Do you feel your music is part of some UK dance music lineage or continuum?
“Yeah, maybe…the UK underground’s been around long enough now for certain sounds or ways of doing things to mean something. But I’m not a collector, I just like the tunes and I clock the techniques I like, but do my own version of them. I love how certain things sound and I try to learn stuff so that I can be a better producer. I hold tight to some of those old tunes that weren’t perfect or that are a bit messy and out of tune.
“The sound that I’m focused on is more, you know, when you come out of a club and there’s that echo in your head of the music you just heard…I love that music, but I can’t make that club sort of stuff…but I can try and make the afterglow of that music.”
The point where the music and the people overlap, maybe?
“You know what I mean…it’s like people after a club and they’re sitting around or playing Playstation and stuff, still listening to the echo of their night out in their heads. Or when you walk down the stairs into a club and you start hearing the music, but there’s people talking around you and the music mixes itself in with real life. I like that sound…it’s like a memory of a tune. I think I can maybe make that sound better than I can make a club tune. I can’t make super-tunes, but I can make eerie tunes…quiet and rolled-out, with the elements out of reach.”
“You can’t let a type of music you care about just become another sample-pack or genre…or it will get globally fucked over.”
You’ve said before that you think your music sounds ‘wrong’ in some way…
“I like making tunes that maybe help people get lost in…As soon as you say you’re going to make a certain genre of tune, then you’re restricting things…and that’s always been a bit wrong to me. You can’t let a type of music you care about just become another sample-pack or genre…or it will get globally fucked over.”

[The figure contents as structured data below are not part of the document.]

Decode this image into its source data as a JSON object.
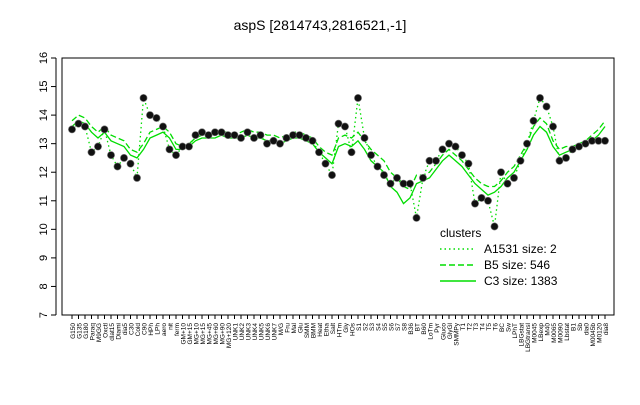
{
  "chart_data": {
    "type": "line",
    "title": "aspS [2814743,2816521,-1]",
    "xlabel": "",
    "ylabel": "",
    "ylim": [
      7,
      16
    ],
    "y_ticks": [
      7,
      8,
      9,
      10,
      11,
      12,
      13,
      14,
      15,
      16
    ],
    "x_tick_labels": [
      "G150",
      "G135",
      "G180",
      "Paraq",
      "M9GG",
      "Oxctl",
      "dlat15",
      "Diami",
      "dia5",
      "C30",
      "Cold",
      "C90",
      "HPh",
      "LPh",
      "aero",
      "nit",
      "ferm",
      "GM+10",
      "GM+15",
      "MG+10",
      "MG+15",
      "MG+45",
      "MG+60",
      "MG+90",
      "MG+120",
      "UNK1",
      "UNK2",
      "UNK3",
      "UNK4",
      "UNK5",
      "UNK6",
      "UNK7",
      "M/G",
      "Fru",
      "Mal",
      "Glu",
      "SMM",
      "BMM",
      "Heat",
      "Etha",
      "Salt",
      "HTm",
      "Gly",
      "HOs",
      "S1",
      "S2",
      "S3",
      "S4",
      "S5",
      "S6",
      "S7",
      "S8",
      "B36",
      "BT",
      "B60",
      "LoTm",
      "Pyr",
      "Gluco",
      "GlyGl",
      "SMMPy",
      "T1",
      "T2",
      "T3",
      "T4",
      "T5",
      "T6",
      "BC",
      "Sw",
      "LPhT",
      "LBGstat",
      "LBGtransl",
      "M0045",
      "LBexp",
      "M40",
      "M0065",
      "M0090",
      "Lbstat",
      "B1",
      "Sb",
      "dia0",
      "M0045b",
      "M0120",
      "dia8"
    ],
    "legend": {
      "title": "clusters",
      "placement": "right",
      "entries": [
        {
          "name": "A1531 size: 2",
          "style": "dotted"
        },
        {
          "name": "B5 size: 546",
          "style": "dashed"
        },
        {
          "name": "C3 size: 1383",
          "style": "solid"
        }
      ]
    },
    "color": "#00dd00",
    "series": [
      {
        "name": "B5 size: 546",
        "style": "dashed",
        "values": [
          13.8,
          14.0,
          13.9,
          13.6,
          13.4,
          13.6,
          13.3,
          13.2,
          13.1,
          12.8,
          12.7,
          13.0,
          13.4,
          13.5,
          13.6,
          13.4,
          13.0,
          12.9,
          13.0,
          13.2,
          13.3,
          13.3,
          13.4,
          13.4,
          13.4,
          13.3,
          13.4,
          13.5,
          13.4,
          13.4,
          13.3,
          13.3,
          13.2,
          13.3,
          13.4,
          13.4,
          13.3,
          13.2,
          12.9,
          12.7,
          12.6,
          13.2,
          13.3,
          13.2,
          13.4,
          13.1,
          12.8,
          12.6,
          12.4,
          12.0,
          11.8,
          11.5,
          11.4,
          11.9,
          11.9,
          12.0,
          12.3,
          12.6,
          12.8,
          12.6,
          12.4,
          12.1,
          11.8,
          11.6,
          11.5,
          11.5,
          11.7,
          12.0,
          12.2,
          12.6,
          13.0,
          13.6,
          13.9,
          13.7,
          13.1,
          12.8,
          12.9,
          12.9,
          13.0,
          13.1,
          13.3,
          13.5,
          13.8
        ]
      },
      {
        "name": "C3 size: 1383",
        "style": "solid",
        "values": [
          13.6,
          13.8,
          13.7,
          13.4,
          13.2,
          13.4,
          13.1,
          13.0,
          12.9,
          12.6,
          12.5,
          12.8,
          13.2,
          13.3,
          13.4,
          13.2,
          12.8,
          12.8,
          12.9,
          13.1,
          13.2,
          13.2,
          13.2,
          13.3,
          13.2,
          13.2,
          13.2,
          13.3,
          13.2,
          13.2,
          13.1,
          13.1,
          13.0,
          13.1,
          13.2,
          13.2,
          13.1,
          13.0,
          12.7,
          12.5,
          12.3,
          12.9,
          13.0,
          12.9,
          13.1,
          12.8,
          12.4,
          12.2,
          12.0,
          11.5,
          11.3,
          10.9,
          11.1,
          11.6,
          11.7,
          11.8,
          12.1,
          12.4,
          12.6,
          12.4,
          12.2,
          11.9,
          11.6,
          11.4,
          11.2,
          11.3,
          11.5,
          11.8,
          12.0,
          12.4,
          12.8,
          13.3,
          13.6,
          13.4,
          12.9,
          12.6,
          12.7,
          12.8,
          12.9,
          13.0,
          13.1,
          13.3,
          13.6
        ]
      },
      {
        "name": "A1531 size: 2",
        "style": "dotted",
        "values": [
          13.5,
          13.7,
          13.6,
          12.7,
          12.9,
          13.5,
          12.6,
          12.2,
          12.5,
          12.3,
          11.8,
          14.6,
          14.0,
          13.9,
          13.6,
          12.8,
          12.6,
          12.9,
          12.9,
          13.3,
          13.4,
          13.3,
          13.4,
          13.4,
          13.3,
          13.3,
          13.2,
          13.4,
          13.2,
          13.3,
          13.0,
          13.1,
          13.0,
          13.2,
          13.3,
          13.3,
          13.2,
          13.1,
          12.7,
          12.3,
          11.9,
          13.7,
          13.6,
          12.7,
          14.6,
          13.2,
          12.6,
          12.2,
          11.9,
          11.6,
          11.8,
          11.6,
          11.6,
          10.4,
          11.8,
          12.4,
          12.4,
          12.8,
          13.0,
          12.9,
          12.6,
          12.3,
          10.9,
          11.1,
          11.0,
          10.1,
          12.0,
          11.6,
          11.8,
          12.4,
          13.0,
          13.8,
          14.6,
          14.3,
          13.6,
          12.4,
          12.5,
          12.8,
          12.9,
          13.0,
          13.1,
          13.1,
          13.1
        ]
      }
    ]
  }
}
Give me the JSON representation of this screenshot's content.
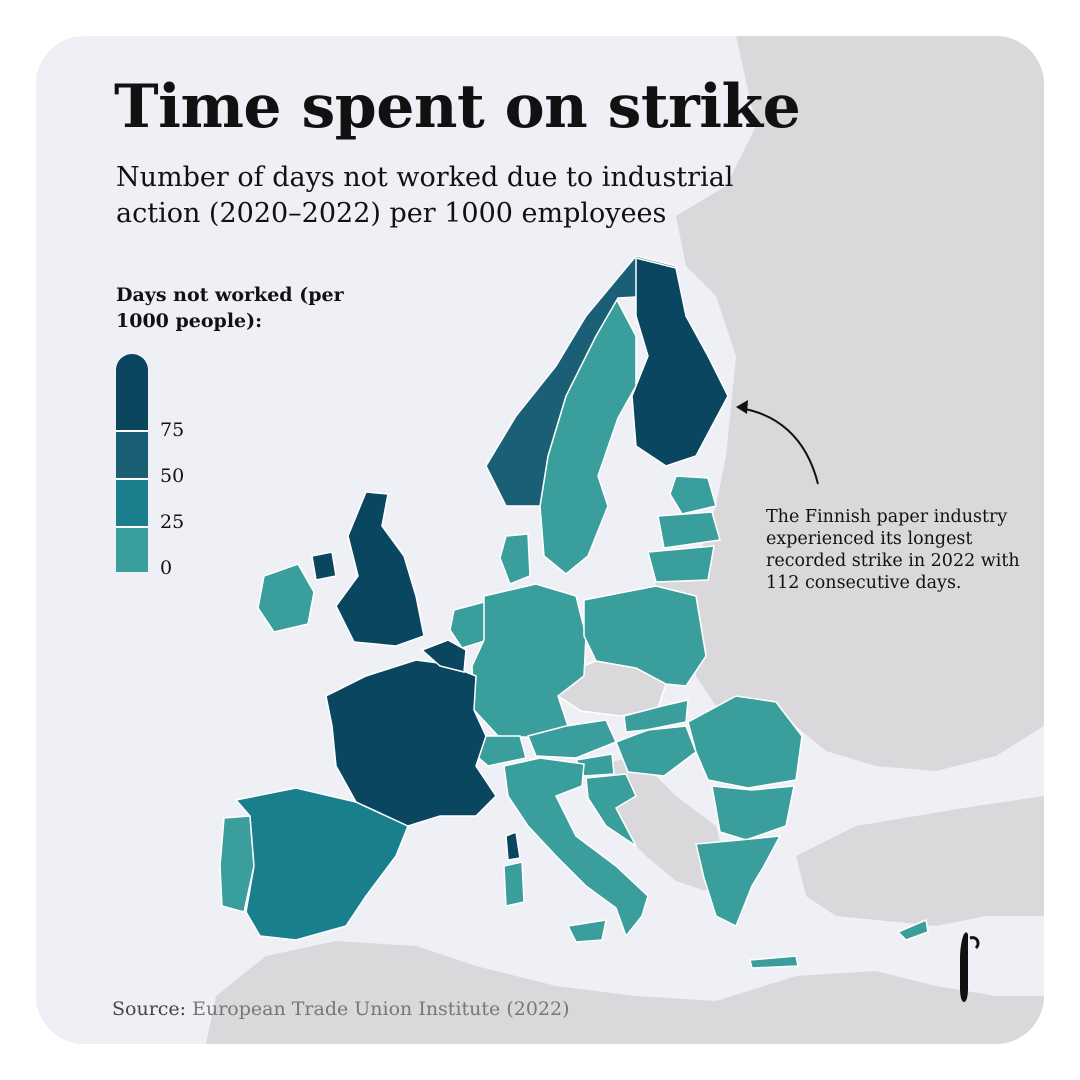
{
  "title": "Time spent on strike",
  "subtitle": "Number of days not worked due to industrial action (2020–2022) per 1000 employees",
  "legend": {
    "title": "Days not worked (per 1000 people):",
    "bins": [
      {
        "range": "75+",
        "color": "#0b4660"
      },
      {
        "range": "50–75",
        "color": "#1a5f75"
      },
      {
        "range": "25–50",
        "color": "#1a7f8c"
      },
      {
        "range": "0–25",
        "color": "#3a9e9c"
      }
    ],
    "tick_labels": [
      "75",
      "50",
      "25",
      "0"
    ]
  },
  "annotation": {
    "text": "The Finnish paper industry experienced its longest recorded strike in 2022 with 112 consecutive days.",
    "target": "Finland"
  },
  "source": {
    "prefix": "Source:",
    "name": "European Trade Union Institute (2022)"
  },
  "colors": {
    "background": "#eef0f6",
    "no_data": "#d9d9db",
    "border": "#ffffff",
    "text": "#111111"
  },
  "regions": [
    {
      "name": "Finland",
      "bin": "75+"
    },
    {
      "name": "France",
      "bin": "75+"
    },
    {
      "name": "Belgium",
      "bin": "75+"
    },
    {
      "name": "United Kingdom",
      "bin": "75+"
    },
    {
      "name": "Northern Ireland",
      "bin": "75+"
    },
    {
      "name": "Corsica",
      "bin": "75+"
    },
    {
      "name": "Norway",
      "bin": "50–75"
    },
    {
      "name": "Spain",
      "bin": "25–50"
    },
    {
      "name": "Ireland",
      "bin": "0–25"
    },
    {
      "name": "Sweden",
      "bin": "0–25"
    },
    {
      "name": "Denmark",
      "bin": "0–25"
    },
    {
      "name": "Netherlands",
      "bin": "0–25"
    },
    {
      "name": "Germany",
      "bin": "0–25"
    },
    {
      "name": "Poland",
      "bin": "0–25"
    },
    {
      "name": "Estonia",
      "bin": "0–25"
    },
    {
      "name": "Latvia",
      "bin": "0–25"
    },
    {
      "name": "Lithuania",
      "bin": "0–25"
    },
    {
      "name": "Portugal",
      "bin": "0–25"
    },
    {
      "name": "Italy",
      "bin": "0–25"
    },
    {
      "name": "Austria",
      "bin": "0–25"
    },
    {
      "name": "Switzerland",
      "bin": "0–25"
    },
    {
      "name": "Slovakia",
      "bin": "0–25"
    },
    {
      "name": "Hungary",
      "bin": "0–25"
    },
    {
      "name": "Slovenia",
      "bin": "0–25"
    },
    {
      "name": "Croatia",
      "bin": "0–25"
    },
    {
      "name": "Romania",
      "bin": "0–25"
    },
    {
      "name": "Bulgaria",
      "bin": "0–25"
    },
    {
      "name": "Greece",
      "bin": "0–25"
    },
    {
      "name": "Cyprus",
      "bin": "0–25"
    },
    {
      "name": "Czech Republic",
      "bin": null
    }
  ]
}
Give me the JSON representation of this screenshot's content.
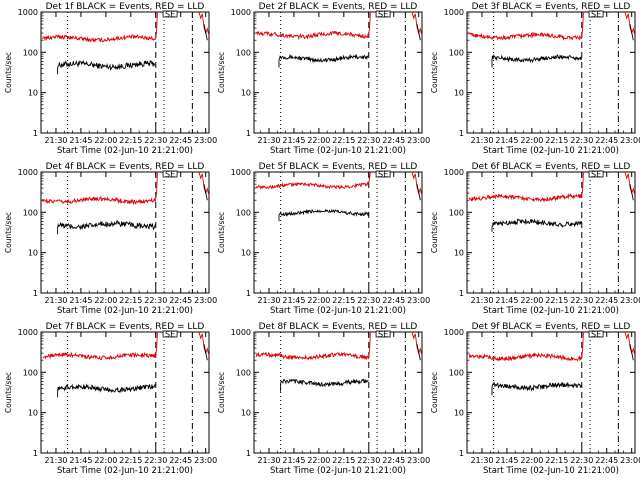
{
  "chart_data": [
    {
      "type": "line",
      "title": "Det 1f BLACK = Events, RED = LLD",
      "xlabel": "Start Time (02-Jun-10 21:21:00)",
      "ylabel": "Counts/sec",
      "yscale": "log",
      "ylim": [
        1,
        1000
      ],
      "xlim": [
        "21:21",
        "23:02"
      ],
      "x_ticks": [
        "21:30",
        "21:45",
        "22:00",
        "22:15",
        "22:30",
        "22:45",
        "23:00"
      ],
      "y_ticks": [
        "1",
        "10",
        "100",
        "1000"
      ],
      "series": [
        {
          "color": "#000000",
          "start": "21:31",
          "end": "22:30",
          "level": 48,
          "jitter": 0.07
        },
        {
          "color": "#dd0000",
          "start": "21:22",
          "end": "22:30",
          "level": 220,
          "jitter": 0.05,
          "rise_to": 950,
          "tail": true
        }
      ],
      "vlines": [
        {
          "x": "21:37",
          "style": "dotted"
        },
        {
          "x": "22:30",
          "style": "dashed"
        },
        {
          "x": "22:35",
          "style": "dotted"
        },
        {
          "x": "22:52",
          "style": "dash-dot"
        }
      ],
      "marker": "SE",
      "marker_x": "22:38"
    },
    {
      "type": "line",
      "title": "Det 2f BLACK = Events, RED = LLD",
      "xlabel": "Start Time (02-Jun-10 21:21:00)",
      "ylabel": "Counts/sec",
      "yscale": "log",
      "ylim": [
        1,
        1000
      ],
      "xlim": [
        "21:21",
        "23:02"
      ],
      "x_ticks": [
        "21:30",
        "21:45",
        "22:00",
        "22:15",
        "22:30",
        "22:45",
        "23:00"
      ],
      "y_ticks": [
        "1",
        "10",
        "100",
        "1000"
      ],
      "series": [
        {
          "color": "#000000",
          "start": "21:36",
          "end": "22:30",
          "level": 70,
          "jitter": 0.05
        },
        {
          "color": "#dd0000",
          "start": "21:22",
          "end": "22:30",
          "level": 270,
          "jitter": 0.05,
          "rise_to": 950,
          "tail": true
        }
      ],
      "vlines": [
        {
          "x": "21:37",
          "style": "dotted"
        },
        {
          "x": "22:30",
          "style": "dashed"
        },
        {
          "x": "22:35",
          "style": "dotted"
        },
        {
          "x": "22:52",
          "style": "dash-dot"
        }
      ],
      "marker": "SE",
      "marker_x": "22:38"
    },
    {
      "type": "line",
      "title": "Det 3f BLACK = Events, RED = LLD",
      "xlabel": "Start Time (02-Jun-10 21:21:00)",
      "ylabel": "Counts/sec",
      "yscale": "log",
      "ylim": [
        1,
        1000
      ],
      "xlim": [
        "21:21",
        "23:02"
      ],
      "x_ticks": [
        "21:30",
        "21:45",
        "22:00",
        "22:15",
        "22:30",
        "22:45",
        "23:00"
      ],
      "y_ticks": [
        "1",
        "10",
        "100",
        "1000"
      ],
      "series": [
        {
          "color": "#000000",
          "start": "21:36",
          "end": "22:30",
          "level": 70,
          "jitter": 0.05
        },
        {
          "color": "#dd0000",
          "start": "21:22",
          "end": "22:30",
          "level": 250,
          "jitter": 0.05,
          "rise_to": 950,
          "tail": true
        }
      ],
      "vlines": [
        {
          "x": "21:37",
          "style": "dotted"
        },
        {
          "x": "22:30",
          "style": "dashed"
        },
        {
          "x": "22:35",
          "style": "dotted"
        },
        {
          "x": "22:52",
          "style": "dash-dot"
        }
      ],
      "marker": "SE",
      "marker_x": "22:38"
    },
    {
      "type": "line",
      "title": "Det 4f BLACK = Events, RED = LLD",
      "xlabel": "Start Time (02-Jun-10 21:21:00)",
      "ylabel": "Counts/sec",
      "yscale": "log",
      "ylim": [
        1,
        1000
      ],
      "xlim": [
        "21:21",
        "23:02"
      ],
      "x_ticks": [
        "21:30",
        "21:45",
        "22:00",
        "22:15",
        "22:30",
        "22:45",
        "23:00"
      ],
      "y_ticks": [
        "1",
        "10",
        "100",
        "1000"
      ],
      "series": [
        {
          "color": "#000000",
          "start": "21:31",
          "end": "22:30",
          "level": 48,
          "jitter": 0.07
        },
        {
          "color": "#dd0000",
          "start": "21:22",
          "end": "22:30",
          "level": 200,
          "jitter": 0.05,
          "rise_to": 950,
          "tail": true
        }
      ],
      "vlines": [
        {
          "x": "21:37",
          "style": "dotted"
        },
        {
          "x": "22:30",
          "style": "dashed"
        },
        {
          "x": "22:35",
          "style": "dotted"
        },
        {
          "x": "22:52",
          "style": "dash-dot"
        }
      ],
      "marker": "SE",
      "marker_x": "22:38"
    },
    {
      "type": "line",
      "title": "Det 5f BLACK = Events, RED = LLD",
      "xlabel": "Start Time (02-Jun-10 21:21:00)",
      "ylabel": "Counts/sec",
      "yscale": "log",
      "ylim": [
        1,
        1000
      ],
      "xlim": [
        "21:21",
        "23:02"
      ],
      "x_ticks": [
        "21:30",
        "21:45",
        "22:00",
        "22:15",
        "22:30",
        "22:45",
        "23:00"
      ],
      "y_ticks": [
        "1",
        "10",
        "100",
        "1000"
      ],
      "series": [
        {
          "color": "#000000",
          "start": "21:36",
          "end": "22:30",
          "level": 100,
          "jitter": 0.04
        },
        {
          "color": "#dd0000",
          "start": "21:22",
          "end": "22:30",
          "level": 460,
          "jitter": 0.04,
          "rise_to": 1000,
          "tail": true
        }
      ],
      "vlines": [
        {
          "x": "21:37",
          "style": "dotted"
        },
        {
          "x": "22:30",
          "style": "dashed"
        },
        {
          "x": "22:35",
          "style": "dotted"
        },
        {
          "x": "22:52",
          "style": "dash-dot"
        }
      ],
      "marker": "SE",
      "marker_x": "22:38"
    },
    {
      "type": "line",
      "title": "Det 6f BLACK = Events, RED = LLD",
      "xlabel": "Start Time (02-Jun-10 21:21:00)",
      "ylabel": "Counts/sec",
      "yscale": "log",
      "ylim": [
        1,
        1000
      ],
      "xlim": [
        "21:21",
        "23:02"
      ],
      "x_ticks": [
        "21:30",
        "21:45",
        "22:00",
        "22:15",
        "22:30",
        "22:45",
        "23:00"
      ],
      "y_ticks": [
        "1",
        "10",
        "100",
        "1000"
      ],
      "series": [
        {
          "color": "#000000",
          "start": "21:36",
          "end": "22:30",
          "level": 55,
          "jitter": 0.06
        },
        {
          "color": "#dd0000",
          "start": "21:22",
          "end": "22:30",
          "level": 230,
          "jitter": 0.05,
          "rise_to": 950,
          "tail": true
        }
      ],
      "vlines": [
        {
          "x": "21:37",
          "style": "dotted"
        },
        {
          "x": "22:30",
          "style": "dashed"
        },
        {
          "x": "22:35",
          "style": "dotted"
        },
        {
          "x": "22:52",
          "style": "dash-dot"
        }
      ],
      "marker": "SE",
      "marker_x": "22:38"
    },
    {
      "type": "line",
      "title": "Det 7f BLACK = Events, RED = LLD",
      "xlabel": "Start Time (02-Jun-10 21:21:00)",
      "ylabel": "Counts/sec",
      "yscale": "log",
      "ylim": [
        1,
        1000
      ],
      "xlim": [
        "21:21",
        "23:02"
      ],
      "x_ticks": [
        "21:30",
        "21:45",
        "22:00",
        "22:15",
        "22:30",
        "22:45",
        "23:00"
      ],
      "y_ticks": [
        "1",
        "10",
        "100",
        "1000"
      ],
      "series": [
        {
          "color": "#000000",
          "start": "21:31",
          "end": "22:30",
          "level": 40,
          "jitter": 0.06
        },
        {
          "color": "#dd0000",
          "start": "21:22",
          "end": "22:30",
          "level": 250,
          "jitter": 0.05,
          "rise_to": 950,
          "tail": true
        }
      ],
      "vlines": [
        {
          "x": "21:37",
          "style": "dotted"
        },
        {
          "x": "22:30",
          "style": "dashed"
        },
        {
          "x": "22:35",
          "style": "dotted"
        },
        {
          "x": "22:52",
          "style": "dash-dot"
        }
      ],
      "marker": "SE",
      "marker_x": "22:38"
    },
    {
      "type": "line",
      "title": "Det 8f BLACK = Events, RED = LLD",
      "xlabel": "Start Time (02-Jun-10 21:21:00)",
      "ylabel": "Counts/sec",
      "yscale": "log",
      "ylim": [
        1,
        1000
      ],
      "xlim": [
        "21:21",
        "23:02"
      ],
      "x_ticks": [
        "21:30",
        "21:45",
        "22:00",
        "22:15",
        "22:30",
        "22:45",
        "23:00"
      ],
      "y_ticks": [
        "1",
        "10",
        "100",
        "1000"
      ],
      "series": [
        {
          "color": "#000000",
          "start": "21:37",
          "end": "22:30",
          "level": 55,
          "jitter": 0.05
        },
        {
          "color": "#dd0000",
          "start": "21:22",
          "end": "22:30",
          "level": 250,
          "jitter": 0.05,
          "rise_to": 950,
          "tail": true
        }
      ],
      "vlines": [
        {
          "x": "21:37",
          "style": "dotted"
        },
        {
          "x": "22:30",
          "style": "dashed"
        },
        {
          "x": "22:35",
          "style": "dotted"
        },
        {
          "x": "22:52",
          "style": "dash-dot"
        }
      ],
      "marker": "SE",
      "marker_x": "22:38"
    },
    {
      "type": "line",
      "title": "Det 9f BLACK = Events, RED = LLD",
      "xlabel": "Start Time (02-Jun-10 21:21:00)",
      "ylabel": "Counts/sec",
      "yscale": "log",
      "ylim": [
        1,
        1000
      ],
      "xlim": [
        "21:21",
        "23:02"
      ],
      "x_ticks": [
        "21:30",
        "21:45",
        "22:00",
        "22:15",
        "22:30",
        "22:45",
        "23:00"
      ],
      "y_ticks": [
        "1",
        "10",
        "100",
        "1000"
      ],
      "series": [
        {
          "color": "#000000",
          "start": "21:36",
          "end": "22:30",
          "level": 45,
          "jitter": 0.06
        },
        {
          "color": "#dd0000",
          "start": "21:22",
          "end": "22:30",
          "level": 240,
          "jitter": 0.05,
          "rise_to": 950,
          "tail": true
        }
      ],
      "vlines": [
        {
          "x": "21:37",
          "style": "dotted"
        },
        {
          "x": "22:30",
          "style": "dashed"
        },
        {
          "x": "22:35",
          "style": "dotted"
        },
        {
          "x": "22:52",
          "style": "dash-dot"
        }
      ],
      "marker": "SE",
      "marker_x": "22:38"
    }
  ]
}
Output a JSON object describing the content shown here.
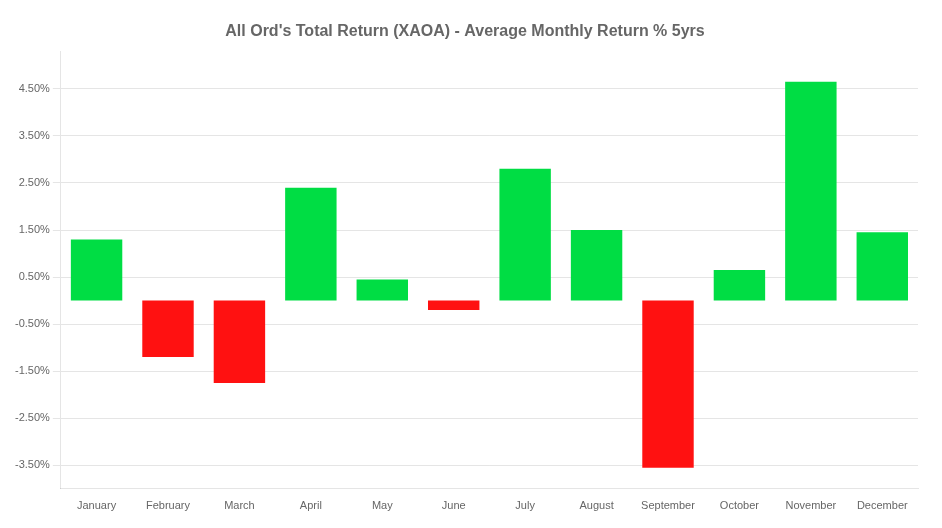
{
  "chart_data": {
    "type": "bar",
    "title": "All Ord's Total Return (XAOA) - Average Monthly Return % 5yrs",
    "categories": [
      "January",
      "February",
      "March",
      "April",
      "May",
      "June",
      "July",
      "August",
      "September",
      "October",
      "November",
      "December"
    ],
    "values": [
      1.3,
      -1.2,
      -1.75,
      2.4,
      0.45,
      -0.2,
      2.8,
      1.5,
      -3.55,
      0.65,
      4.65,
      1.45
    ],
    "colors": [
      "#00dd44",
      "#ff1111",
      "#ff1111",
      "#00dd44",
      "#00dd44",
      "#ff1111",
      "#00dd44",
      "#00dd44",
      "#ff1111",
      "#00dd44",
      "#00dd44",
      "#00dd44"
    ],
    "ylim": [
      -4.0,
      5.3
    ],
    "yticks": [
      {
        "value": -3.5,
        "label": "-3.50%"
      },
      {
        "value": -2.5,
        "label": "-2.50%"
      },
      {
        "value": -1.5,
        "label": "-1.50%"
      },
      {
        "value": -0.5,
        "label": "-0.50%"
      },
      {
        "value": 0.5,
        "label": "0.50%"
      },
      {
        "value": 1.5,
        "label": "1.50%"
      },
      {
        "value": 2.5,
        "label": "2.50%"
      },
      {
        "value": 3.5,
        "label": "3.50%"
      },
      {
        "value": 4.5,
        "label": "4.50%"
      }
    ],
    "grid": true
  }
}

Plus, your music also manages to balance the light and the dark.
“People talk about making ‘dark’ tunes, but they’re not properly dark, they’re just trainee male rage music. When you hear something properly dark, like Dillinja’s ‘Deadly Deep Subs’ or ‘Mortex’ by Tech Itch…they’re dark, they’re fierce tunes, they don’t fake it; they stay true…Some of the darkest tunes aren’t just dark sounds, sometimes vocals and warm sounds can be hypnotic and executed in a cold way…like they got shark eyes looking at you. If you feel like the person that made that tune was moody, had a piece of glass in their head or was bad-minded, then that’s dark and I love that feeling [laughs].
“I like putting uplifting elements in something that’s moody as fuck. Make them appear for a moment, and then take them away. That’s the sound I love…like embers in the tune…little glowing bits of vocals…they appear for a second, then fade away and you’re left with an empty, sort of air-duct sound…something that’s eerie and empty. Like you’re waiting just inside a newsagent in the rain…a little sanctuary, then you walk out in it. I love that.”
That’s a lovely analogy. Any other non-musical sounds that inspire you?
“My favourite sound in the world is the motion-tracker from Aliens. You know the motion sensors from that film? I remember being little when I heard it. My older brother would tell me about it…he’d tell me all these different stories about it. It was like folklore to me.
“That eerie sound…the sound of something tracking something else through total emptiness…I love that kind of thing. All I ever wanted to do was make tunes that had rolling, garage-y, junglist drums with subs and cut-up singers and some of that motion-tracker thing! Just give me that and I’m happy [laughs]. It’s quite a simple thing I want to do.”